I'm always amazed that when I go
bird-watching I rarely spot any birds—at least
at first. It's not until I acclimate myself to the woods,
get in sync with the rhythms of the forest, which requires
a series of steps—among them stopping, listening,
seeing, and obviously turning one's smartphone to "quiet,"
that the forest starts to unfold. I like to think of
the time I spend in the forest as my synagogue, and
it was nice to get some reinforcement from an actual
rabbi.
I'm not sure what came first—Rabbi
Korngold's spirituality or her love of the outdoors,
though they often go hand in hand—but her relationship
to nature, at least when she was younger, seemed to
burn far more calories than mine. "I was an ultramarathon
runner," she explained. "And I was the fourth-ranked
telemark mogul skier in America."
The news mightily impressed Bruce,
probably as much as the rabbi's religious training.
Telemark skiing—a hybrid of cross-country and
downhill—is challenging enough on groomed trails.
Racing moguls is borderline suicidal. "Don't ask
me how my knees are," the rabbi warned.
Apparently even more impressive
was her finish in the Leadville Trail 100 Ultramarathon,
an annual Colorado race where the competitors run 100
miles, climb to over 12,000 feet, and half fail to finish.
The rabbi completed the course several years back in
just under the 30-hour limit. "And she went to
the hospital because she was so dehydrated," her
father, Robert Korngold, a teacher who was along on
our hike, reported.
The altitude wasn't an issue on
our walk and the sky was cloudless. "Where does
God dwell?" the rabbi asked, citing a question
in a favorite Martin Buber story, as we emerged from
the woods by the side of the Schor Conservation Area's
pond. "God dwells where you let God in.
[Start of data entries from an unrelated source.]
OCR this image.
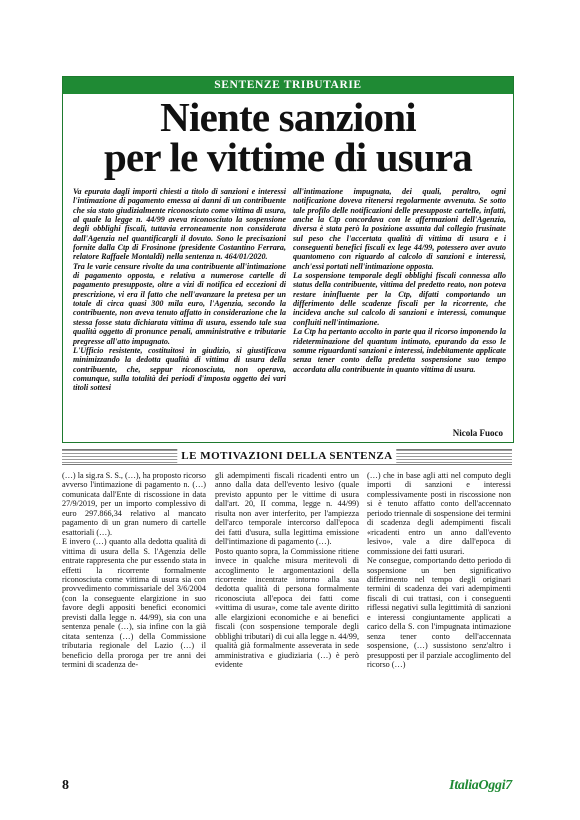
SENTENZE TRIBUTARIE
Niente sanzioni
per le vittime di usura
Va epurata dagli importi chiesti a titolo di sanzioni e interessi l'intimazione di pagamento emessa ai danni di un contribuente che sia stato giudizialmente riconosciuto come vittima di usura, al quale la legge n. 44/99 aveva riconosciuto la sospensione degli obblighi fiscali, tuttavia erroneamente non considerata dall'Agenzia nel quantificargli il dovuto. Sono le precisazioni fornite dalla Ctp di Frosinone (presidente Costantino Ferrara, relatore Raffaele Montaldi) nella sentenza n. 464/01/2020.
Tra le varie censure rivolte da una contribuente all'intimazione di pagamento opposta, e relativa a numerose cartelle di pagamento presupposte, oltre a vizi di notifica ed eccezioni di prescrizione, vi era il fatto che nell'avanzare la pretesa per un totale di circa quasi 300 mila euro, l'Agenzia, secondo la contribuente, non aveva tenuto affatto in considerazione che la stessa fosse stata dichiarata vittima di usura, essendo tale sua qualità oggetto di pronunce penali, amministrative e tributarie pregresse all'atto impugnato.
L'Ufficio resistente, costituitosi in giudizio, si giustificava minimizzando la dedotta qualità di vittima di usura della contribuente, che, seppur riconosciuta, non operava, comunque, sulla totalità dei periodi d'imposta oggetto dei vari titoli sottesi
all'intimazione impugnata, dei quali, peraltro, ogni notificazione doveva ritenersi regolarmente avvenuta. Se sotto tale profilo delle notificazioni delle presupposte cartelle, infatti, anche la Ctp concordava con le affermazioni dell'Agenzia, diversa è stata però la posizione assunta dal collegio frusinate sul peso che l'accertata qualità di vittima di usura e i conseguenti benefici fiscali ex lege 44/99, potessero aver avuto quantomeno con riguardo al calcolo di sanzioni e interessi, anch'essi portati nell'intimazione opposta.
La sospensione temporale degli obblighi fiscali connessa allo status della contribuente, vittima del predetto reato, non poteva restare ininfluente per la Ctp, difatti comportando un differimento delle scadenze fiscali per la ricorrente, che incideva anche sul calcolo di sanzioni e interessi, comunque confluiti nell'intimazione.
La Ctp ha pertanto accolto in parte qua il ricorso imponendo la rideterminazione del quantum intimato, epurando da esso le somme riguardanti sanzioni e interessi, indebitamente applicate senza tener conto della predetta sospensione suo tempo accordata alla contribuente in quanto vittima di usura.
Nicola Fuoco
LE MOTIVAZIONI DELLA SENTENZA
(…) la sig.ra S. S., (…), ha proposto ricorso avverso l'intimazione di pagamento n. (…) comunicata dall'Ente di riscossione in data 27/9/2019, per un importo complessivo di euro 297.866,34 relativo al mancato pagamento di un gran numero di cartelle esattoriali (…).
E invero (…) quanto alla dedotta qualità di vittima di usura della S. l'Agenzia delle entrate rappresenta che pur essendo stata in effetti la ricorrente formalmente riconosciuta come vittima di usura sia con provvedimento commissariale del 3/6/2004 (con la conseguente elargizione in suo favore degli appositi benefici economici previsti dalla legge n. 44/99), sia con una sentenza penale (…), sia infine con la già citata sentenza (…) della Commissione tributaria regionale del Lazio (…) il beneficio della proroga per tre anni dei termini di scadenza de-
gli adempimenti fiscali ricadenti entro un anno dalla data dell'evento lesivo (quale previsto appunto per le vittime di usura dall'art. 20, II comma, legge n. 44/99) risulta non aver interferito, per l'ampiezza dell'arco temporale intercorso dall'epoca dei fatti d'usura, sulla legittima emissione dell'intimazione di pagamento (…).
Posto quanto sopra, la Commissione ritiene invece in qualche misura meritevoli di accoglimento le argomentazioni della ricorrente incentrate intorno alla sua dedotta qualità di persona formalmente riconosciuta all'epoca dei fatti come «vittima di usura», come tale avente diritto alle elargizioni economiche e ai benefici fiscali (con sospensione temporale degli obblighi tributari) di cui alla legge n. 44/99, qualità già formalmente asseverata in sede amministrativa e giudiziaria (…) è però evidente
(…) che in base agli atti nel computo degli importi di sanzioni e interessi complessivamente posti in riscossione non si è tenuto affatto conto dell'accennato periodo triennale di sospensione dei termini di scadenza degli adempimenti fiscali «ricadenti entro un anno dall'evento lesivo», vale a dire dall'epoca di commissione dei fatti usurari.
Ne consegue, comportando detto periodo di sospensione un ben significativo differimento nel tempo degli originari termini di scadenza dei vari adempimenti fiscali di cui trattasi, con i conseguenti riflessi negativi sulla legittimità di sanzioni e interessi congiuntamente applicati a carico della S. con l'impugnata intimazione senza tener conto dell'accennata sospensione, (…) sussistono senz'altro i presupposti per il parziale accoglimento del ricorso (…)
8	ItaliaOggi7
I can't
tell you what God is. You have to wrestle with that
yourself. But I can tell you God dwells where you let
God in."
Our final stop was a shelter overlooking
the pond where the rabbi handed out blue prayer books
and led the congregation in services. She also addressed
the challenge faced by weekenders, of which there seemed
more than a few in attendance: If we equate nature with
spirituality what are we supposed to do the rest of
the week? Does God also exist on the "A" train
or rushing to a business meeting along Sixth Avenue?
Rabbi Korngold cited the humble biblical thorn bush.
"No place is devoid of the divine presence,"
she said, "not even a thorn bush."
She returned to her admonition
to take the time to orient oneself in nature, prayer
a good way of doing so. "I think of blessings as
speed bumps," she said. "They help me slow
down. I say my blessings very quickly. But I say them."